Ah, j'ai touché une corde sensible. Non, ça ne m'amuse pas plus que ça, en fait. S'il y a bien une chose que je déteste, c'est profiter du chagrin d'une personne. J'ai vu trop de salopards, dans mon boulot, qui faisaient ça. Des criminels. Parfois des proches d'une personne décédée. Qui se délectaient de la mort de quelqu'un. C'est glauque, je sais. Mais j'en ai vu.

— Désolée, je dis.

Rapp hausse les sourcils :

— Ah ouais ?

— Quoi ?

— Toi qui t'excuses ?

— Eh bien quoi ?

— Tu voudrais pas m'faire un bisou, tant qu't'y es ? se moque aussitôt ce grand imbécile.

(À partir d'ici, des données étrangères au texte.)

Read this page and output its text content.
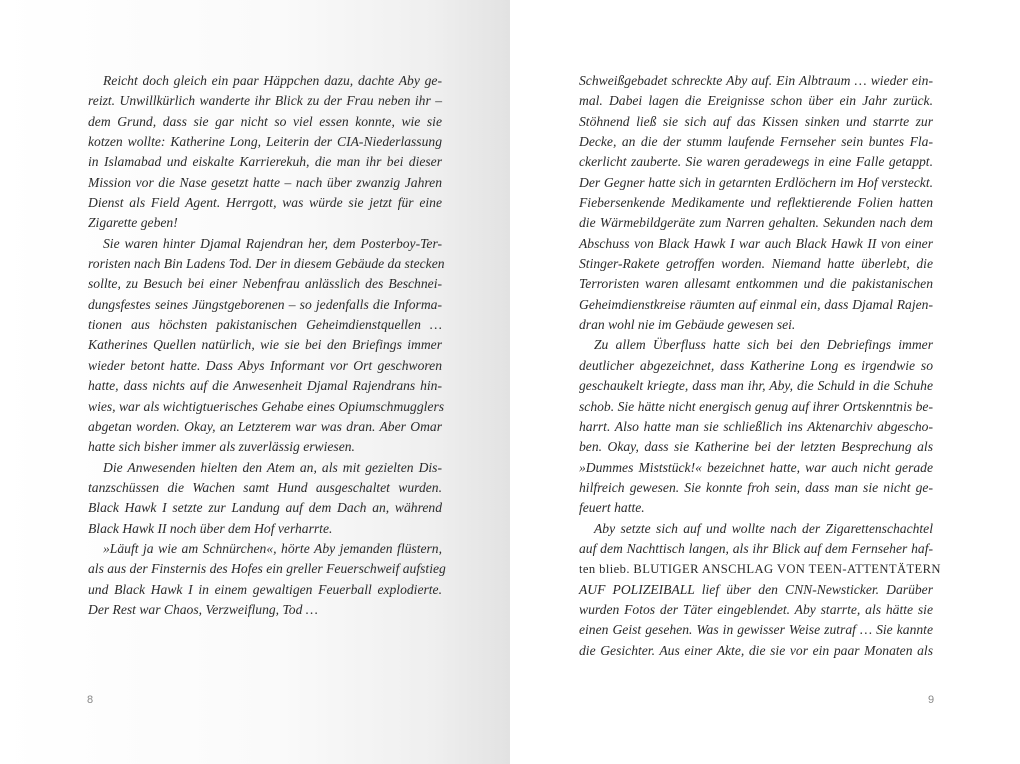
Reicht doch gleich ein paar Häppchen dazu, dachte Aby ge-
reizt. Unwillkürlich wanderte ihr Blick zu der Frau neben ihr –
dem Grund, dass sie gar nicht so viel essen konnte, wie sie
kotzen wollte: Katherine Long, Leiterin der CIA-Niederlassung
in Islamabad und eiskalte Karrierekuh, die man ihr bei dieser
Mission vor die Nase gesetzt hatte – nach über zwanzig Jahren
Dienst als Field Agent. Herrgott, was würde sie jetzt für eine
Zigarette geben!
Sie waren hinter Djamal Rajendran her, dem Posterboy-Ter-
roristen nach Bin Ladens Tod. Der in diesem Gebäude da stecken
sollte, zu Besuch bei einer Nebenfrau anlässlich des Beschnei-
dungsfestes seines Jüngstgeborenen – so jedenfalls die Informa-
tionen aus höchsten pakistanischen Geheimdienstquellen …
Katherines Quellen natürlich, wie sie bei den Briefings immer
wieder betont hatte. Dass Abys Informant vor Ort geschworen
hatte, dass nichts auf die Anwesenheit Djamal Rajendrans hin-
wies, war als wichtigtuerisches Gehabe eines Opiumschmugglers
abgetan worden. Okay, an Letzterem war was dran. Aber Omar
hatte sich bisher immer als zuverlässig erwiesen.
Die Anwesenden hielten den Atem an, als mit gezielten Dis-
tanzschüssen die Wachen samt Hund ausgeschaltet wurden.
Black Hawk I setzte zur Landung auf dem Dach an, während
Black Hawk II noch über dem Hof verharrte.
»Läuft ja wie am Schnürchen«, hörte Aby jemanden flüstern,
als aus der Finsternis des Hofes ein greller Feuerschweif aufstieg
und Black Hawk I in einem gewaltigen Feuerball explodierte.
Der Rest war Chaos, Verzweiflung, Tod …
8
Schweißgebadet schreckte Aby auf. Ein Albtraum … wieder ein-
mal. Dabei lagen die Ereignisse schon über ein Jahr zurück.
Stöhnend ließ sie sich auf das Kissen sinken und starrte zur
Decke, an die der stumm laufende Fernseher sein buntes Fla-
ckerlicht zauberte. Sie waren geradewegs in eine Falle getappt.
Der Gegner hatte sich in getarnten Erdlöchern im Hof versteckt.
Fiebersenkende Medikamente und reflektierende Folien hatten
die Wärmebildgeräte zum Narren gehalten. Sekunden nach dem
Abschuss von Black Hawk I war auch Black Hawk II von einer
Stinger-Rakete getroffen worden. Niemand hatte überlebt, die
Terroristen waren allesamt entkommen und die pakistanischen
Geheimdienstkreise räumten auf einmal ein, dass Djamal Rajen-
dran wohl nie im Gebäude gewesen sei.
Zu allem Überfluss hatte sich bei den Debriefings immer
deutlicher abgezeichnet, dass Katherine Long es irgendwie so
geschaukelt kriegte, dass man ihr, Aby, die Schuld in die Schuhe
schob. Sie hätte nicht energisch genug auf ihrer Ortskenntnis be-
harrt. Also hatte man sie schließlich ins Aktenarchiv abgescho-
ben. Okay, dass sie Katherine bei der letzten Besprechung als
»Dummes Miststück!« bezeichnet hatte, war auch nicht gerade
hilfreich gewesen. Sie konnte froh sein, dass man sie nicht ge-
feuert hatte.
Aby setzte sich auf und wollte nach der Zigarettenschachtel
auf dem Nachttisch langen, als ihr Blick auf dem Fernseher haf-
ten blieb. BLUTIGER ANSCHLAG VON TEEN-ATTENTÄTERN
AUF POLIZEIBALL lief über den CNN-Newsticker. Darüber
wurden Fotos der Täter eingeblendet. Aby starrte, als hätte sie
einen Geist gesehen. Was in gewisser Weise zutraf … Sie kannte
die Gesichter. Aus einer Akte, die sie vor ein paar Monaten als
9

D'un solide coup de genou, je le pousse en arrière. Je n'avais pas réalisé qu'il était en équilibre sur le bord du lit et il s'étale par terre en jurant copieusement.

Il finit par quitter la chambre en m'ordonnant vertement de ne pas rester seule avec Raven. Voire ne pas rester seule du tout. Qu'il m'agace !

Le lendemain matin, au petit déjeuner, la première chose que je remarque, c'est l'air malicieux de Boyd Quigley, capitaine honoraire du navire. Il me lance un clin d'œil :

— Alors ? me fait-il avec son accent californien. Finalement, tout le monde a dormi accompagné, cette nuit ?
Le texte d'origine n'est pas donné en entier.